Construimos la lámpara de yoduro de galio por una razón: la impresión en vidrio. Porque cuando estás curando tinta sobre vidrio, el control térmico no solo es importante, es la delgada línea entre un curado perfecto y un lote entero arruinado.
Esto no es una fuente de calor de uso general que puedas aplicar a cualquier cosa. Es una herramienta térmica enfocada, diseñada para impactar un punto pequeño con energía seria y dirigida.

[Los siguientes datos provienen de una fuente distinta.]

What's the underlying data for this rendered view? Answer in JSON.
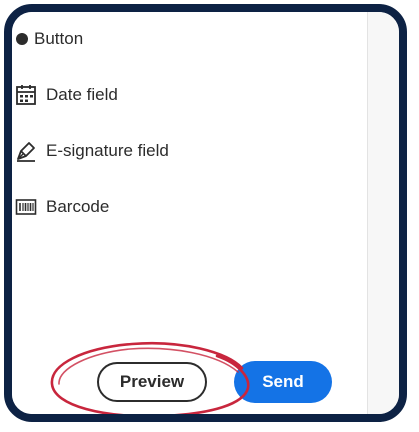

Aquí está el corazón: potencia y geometría.
Optamos por un perfil infrarrojo de onda corta, por lo que la salida es lo suficientemente intensa para penetrar tintas y recubrimientos en vidrio, rápido. Para lograr eso, estas lámparas funcionan con alto voltaje, a menudo 400V, lo que impulsa el tubo de arco de cuarzo de manera limpia y eficiente.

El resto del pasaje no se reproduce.